When he came to the Lord’s prayer, she opened her eyes and recited it with him, closing her eyes at “Amen.”

She came back to us a few days later, when my brother’s family and I gathered in her room. Because of the growing worries about the COVID-19 pandemic, we decided that my step dad shouldn’t risk coming in person. Likewise, my daughters had to make excruciating decisions … one lives out of state and one in the state’s Covid hot spot. It was rumored that “Stay at Home” orders were going to be issued any day.

They worried that they might bring COVID with them or that they would be stuck and not be able to return to their homes.

We all decided that it was best for them to stay put.

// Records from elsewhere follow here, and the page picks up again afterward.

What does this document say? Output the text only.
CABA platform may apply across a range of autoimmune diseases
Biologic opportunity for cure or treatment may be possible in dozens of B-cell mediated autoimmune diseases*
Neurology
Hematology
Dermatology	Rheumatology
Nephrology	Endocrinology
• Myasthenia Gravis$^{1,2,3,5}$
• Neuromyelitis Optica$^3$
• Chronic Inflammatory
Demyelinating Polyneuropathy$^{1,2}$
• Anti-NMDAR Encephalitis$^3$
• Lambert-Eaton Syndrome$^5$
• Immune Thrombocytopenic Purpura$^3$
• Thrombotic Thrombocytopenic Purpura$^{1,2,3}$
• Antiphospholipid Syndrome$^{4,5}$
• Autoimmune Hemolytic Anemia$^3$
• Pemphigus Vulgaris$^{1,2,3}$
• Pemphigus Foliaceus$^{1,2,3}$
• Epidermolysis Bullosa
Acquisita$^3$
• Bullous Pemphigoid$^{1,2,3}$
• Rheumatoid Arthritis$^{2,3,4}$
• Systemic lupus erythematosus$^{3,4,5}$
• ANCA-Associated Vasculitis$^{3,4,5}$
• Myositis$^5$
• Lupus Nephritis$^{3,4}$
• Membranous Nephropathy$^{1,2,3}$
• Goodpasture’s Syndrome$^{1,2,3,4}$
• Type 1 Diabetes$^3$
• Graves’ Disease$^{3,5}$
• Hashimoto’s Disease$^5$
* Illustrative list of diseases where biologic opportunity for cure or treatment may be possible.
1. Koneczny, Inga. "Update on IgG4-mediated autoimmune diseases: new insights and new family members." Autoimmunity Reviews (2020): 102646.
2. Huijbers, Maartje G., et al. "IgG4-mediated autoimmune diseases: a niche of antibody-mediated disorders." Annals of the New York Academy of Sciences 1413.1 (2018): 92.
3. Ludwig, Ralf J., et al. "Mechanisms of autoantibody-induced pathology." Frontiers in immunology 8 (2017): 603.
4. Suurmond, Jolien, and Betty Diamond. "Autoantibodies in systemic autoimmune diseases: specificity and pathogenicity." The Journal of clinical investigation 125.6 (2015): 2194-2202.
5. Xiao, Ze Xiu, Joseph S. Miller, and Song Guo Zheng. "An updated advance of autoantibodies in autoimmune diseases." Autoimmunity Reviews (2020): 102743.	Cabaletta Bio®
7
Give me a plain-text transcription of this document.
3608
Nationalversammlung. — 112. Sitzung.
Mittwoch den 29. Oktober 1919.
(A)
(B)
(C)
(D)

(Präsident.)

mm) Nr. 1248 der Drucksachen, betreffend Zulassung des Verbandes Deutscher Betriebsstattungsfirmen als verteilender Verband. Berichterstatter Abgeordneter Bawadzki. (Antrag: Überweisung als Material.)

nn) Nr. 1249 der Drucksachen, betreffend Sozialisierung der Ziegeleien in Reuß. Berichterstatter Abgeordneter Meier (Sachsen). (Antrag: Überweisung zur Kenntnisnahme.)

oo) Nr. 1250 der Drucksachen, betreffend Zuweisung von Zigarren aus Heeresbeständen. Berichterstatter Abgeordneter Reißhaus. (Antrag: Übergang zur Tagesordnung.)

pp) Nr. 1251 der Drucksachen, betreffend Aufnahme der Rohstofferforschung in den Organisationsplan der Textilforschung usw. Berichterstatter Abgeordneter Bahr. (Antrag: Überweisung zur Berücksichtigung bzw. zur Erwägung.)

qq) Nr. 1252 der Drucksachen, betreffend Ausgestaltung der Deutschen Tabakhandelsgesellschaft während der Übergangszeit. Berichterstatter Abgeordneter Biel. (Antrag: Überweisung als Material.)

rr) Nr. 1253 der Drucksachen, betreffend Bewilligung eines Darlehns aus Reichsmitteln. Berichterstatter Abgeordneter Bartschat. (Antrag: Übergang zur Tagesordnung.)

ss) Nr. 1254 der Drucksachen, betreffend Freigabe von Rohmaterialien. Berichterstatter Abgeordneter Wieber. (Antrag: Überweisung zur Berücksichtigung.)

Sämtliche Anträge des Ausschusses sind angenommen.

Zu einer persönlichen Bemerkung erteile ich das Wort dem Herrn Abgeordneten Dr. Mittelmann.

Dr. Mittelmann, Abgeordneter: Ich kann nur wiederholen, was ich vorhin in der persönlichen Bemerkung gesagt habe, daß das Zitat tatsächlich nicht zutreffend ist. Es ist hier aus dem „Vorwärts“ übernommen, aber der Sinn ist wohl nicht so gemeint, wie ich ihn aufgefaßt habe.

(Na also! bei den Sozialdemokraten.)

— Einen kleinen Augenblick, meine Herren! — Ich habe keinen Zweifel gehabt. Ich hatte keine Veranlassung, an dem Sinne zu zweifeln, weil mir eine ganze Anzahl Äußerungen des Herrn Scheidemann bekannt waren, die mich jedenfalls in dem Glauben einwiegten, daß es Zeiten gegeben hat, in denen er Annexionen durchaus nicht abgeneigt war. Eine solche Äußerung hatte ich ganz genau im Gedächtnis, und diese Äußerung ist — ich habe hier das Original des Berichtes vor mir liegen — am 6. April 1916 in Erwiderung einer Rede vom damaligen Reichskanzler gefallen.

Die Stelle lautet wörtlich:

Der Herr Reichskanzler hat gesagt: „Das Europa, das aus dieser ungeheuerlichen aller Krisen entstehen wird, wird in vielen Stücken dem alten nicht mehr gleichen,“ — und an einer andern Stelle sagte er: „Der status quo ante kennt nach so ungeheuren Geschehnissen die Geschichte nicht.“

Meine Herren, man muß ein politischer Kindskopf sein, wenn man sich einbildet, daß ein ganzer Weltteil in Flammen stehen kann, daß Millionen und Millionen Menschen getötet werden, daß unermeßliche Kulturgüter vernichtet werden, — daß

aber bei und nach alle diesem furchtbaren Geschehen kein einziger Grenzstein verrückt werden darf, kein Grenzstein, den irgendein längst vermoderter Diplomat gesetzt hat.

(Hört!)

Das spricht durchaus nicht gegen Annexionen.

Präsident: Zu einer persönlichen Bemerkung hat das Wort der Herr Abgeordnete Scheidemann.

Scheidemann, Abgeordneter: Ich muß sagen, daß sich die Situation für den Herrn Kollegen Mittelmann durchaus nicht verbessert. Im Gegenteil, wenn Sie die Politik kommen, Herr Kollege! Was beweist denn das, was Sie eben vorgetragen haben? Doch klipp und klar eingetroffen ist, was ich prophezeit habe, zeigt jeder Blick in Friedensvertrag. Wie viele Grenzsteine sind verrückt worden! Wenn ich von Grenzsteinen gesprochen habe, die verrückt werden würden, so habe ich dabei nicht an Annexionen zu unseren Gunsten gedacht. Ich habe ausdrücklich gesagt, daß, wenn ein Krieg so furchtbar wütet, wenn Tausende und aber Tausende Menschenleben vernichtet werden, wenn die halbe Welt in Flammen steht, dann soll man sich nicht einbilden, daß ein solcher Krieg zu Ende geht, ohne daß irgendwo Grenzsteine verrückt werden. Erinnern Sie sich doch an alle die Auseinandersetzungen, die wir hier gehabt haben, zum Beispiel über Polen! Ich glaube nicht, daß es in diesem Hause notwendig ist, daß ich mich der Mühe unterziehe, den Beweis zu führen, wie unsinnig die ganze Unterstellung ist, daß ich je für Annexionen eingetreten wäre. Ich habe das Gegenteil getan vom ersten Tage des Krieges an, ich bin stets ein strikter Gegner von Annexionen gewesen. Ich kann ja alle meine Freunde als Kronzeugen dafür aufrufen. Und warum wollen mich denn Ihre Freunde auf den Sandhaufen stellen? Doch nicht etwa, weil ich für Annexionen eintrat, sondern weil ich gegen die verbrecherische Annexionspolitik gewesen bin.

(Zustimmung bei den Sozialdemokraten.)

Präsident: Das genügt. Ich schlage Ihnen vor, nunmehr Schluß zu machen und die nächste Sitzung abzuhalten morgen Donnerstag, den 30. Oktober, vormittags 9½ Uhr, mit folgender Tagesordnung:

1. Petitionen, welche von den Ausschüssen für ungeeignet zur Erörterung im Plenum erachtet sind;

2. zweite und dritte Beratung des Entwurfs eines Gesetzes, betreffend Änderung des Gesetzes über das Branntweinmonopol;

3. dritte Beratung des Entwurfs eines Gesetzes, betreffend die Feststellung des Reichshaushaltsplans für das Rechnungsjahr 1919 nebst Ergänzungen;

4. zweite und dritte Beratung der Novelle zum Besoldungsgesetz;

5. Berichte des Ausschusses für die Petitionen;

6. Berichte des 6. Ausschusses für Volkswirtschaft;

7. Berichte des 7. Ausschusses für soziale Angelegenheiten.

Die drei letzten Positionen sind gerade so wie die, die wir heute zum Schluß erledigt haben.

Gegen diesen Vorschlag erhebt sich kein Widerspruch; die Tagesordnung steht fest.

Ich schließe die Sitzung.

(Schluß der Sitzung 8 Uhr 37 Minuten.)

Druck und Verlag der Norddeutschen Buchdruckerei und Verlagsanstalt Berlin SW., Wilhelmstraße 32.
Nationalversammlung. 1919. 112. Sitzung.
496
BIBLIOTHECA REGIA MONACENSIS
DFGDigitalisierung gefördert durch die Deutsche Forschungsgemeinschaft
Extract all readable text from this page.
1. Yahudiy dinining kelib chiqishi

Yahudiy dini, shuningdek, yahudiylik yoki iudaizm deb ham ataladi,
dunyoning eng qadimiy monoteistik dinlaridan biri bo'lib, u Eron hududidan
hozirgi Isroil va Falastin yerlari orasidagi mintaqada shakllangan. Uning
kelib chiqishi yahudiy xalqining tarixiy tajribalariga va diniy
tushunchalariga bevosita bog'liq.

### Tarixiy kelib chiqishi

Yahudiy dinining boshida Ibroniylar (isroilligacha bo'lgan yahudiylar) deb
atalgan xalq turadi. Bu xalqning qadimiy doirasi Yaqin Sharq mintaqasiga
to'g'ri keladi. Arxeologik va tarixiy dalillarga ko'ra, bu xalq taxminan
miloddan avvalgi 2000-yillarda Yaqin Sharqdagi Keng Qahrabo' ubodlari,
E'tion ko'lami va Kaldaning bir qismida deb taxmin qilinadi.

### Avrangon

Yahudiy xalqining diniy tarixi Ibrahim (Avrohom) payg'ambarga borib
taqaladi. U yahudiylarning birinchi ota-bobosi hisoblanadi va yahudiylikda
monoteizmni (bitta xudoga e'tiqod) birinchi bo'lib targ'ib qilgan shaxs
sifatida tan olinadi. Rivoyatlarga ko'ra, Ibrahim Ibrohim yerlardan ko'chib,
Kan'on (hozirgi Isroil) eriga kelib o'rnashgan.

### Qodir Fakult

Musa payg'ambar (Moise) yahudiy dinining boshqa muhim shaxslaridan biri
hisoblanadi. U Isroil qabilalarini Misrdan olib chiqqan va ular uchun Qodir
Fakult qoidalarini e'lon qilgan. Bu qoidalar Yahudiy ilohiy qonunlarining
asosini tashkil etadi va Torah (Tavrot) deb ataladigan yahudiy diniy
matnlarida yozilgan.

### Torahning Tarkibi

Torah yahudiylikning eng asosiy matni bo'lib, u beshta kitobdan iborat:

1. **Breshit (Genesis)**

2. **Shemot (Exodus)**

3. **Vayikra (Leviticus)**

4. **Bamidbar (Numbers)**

So that Sunday, we gathered in her room and the good byes came … some on the phone … some in person.

She talked … feebly … eyes barely open.

“I love you,” she said to each family member.

Mom did not say those words often … she felt them … she showed them … she didn’t like important words to be cheaply thrown about …

So she gave us silver and gold that day.

Whispered I love yous decorated the moment.

Mom left us on the first day of spring. I think that’s what she was waiting for … she always hated winter.

She led us to the reminder that winters always end and new life does come.

Almost four months have slipped by, and we’ll finally be gathering with family to say one more good bye and to celebrate a beautiful soul.

We’ll laugh ( a lot … she was witty to no end).

We’ll cry …

And we’ll hope.

And we’ll anticipate the exchange, where Jesus held out a nail-scarred hand to squash the pain of life’s inadequacies.

Then He offered her His other hand, guiding her in to a new adventure …

A heavenly adventure we hardly dare consider while still bound to the broken side of eternity.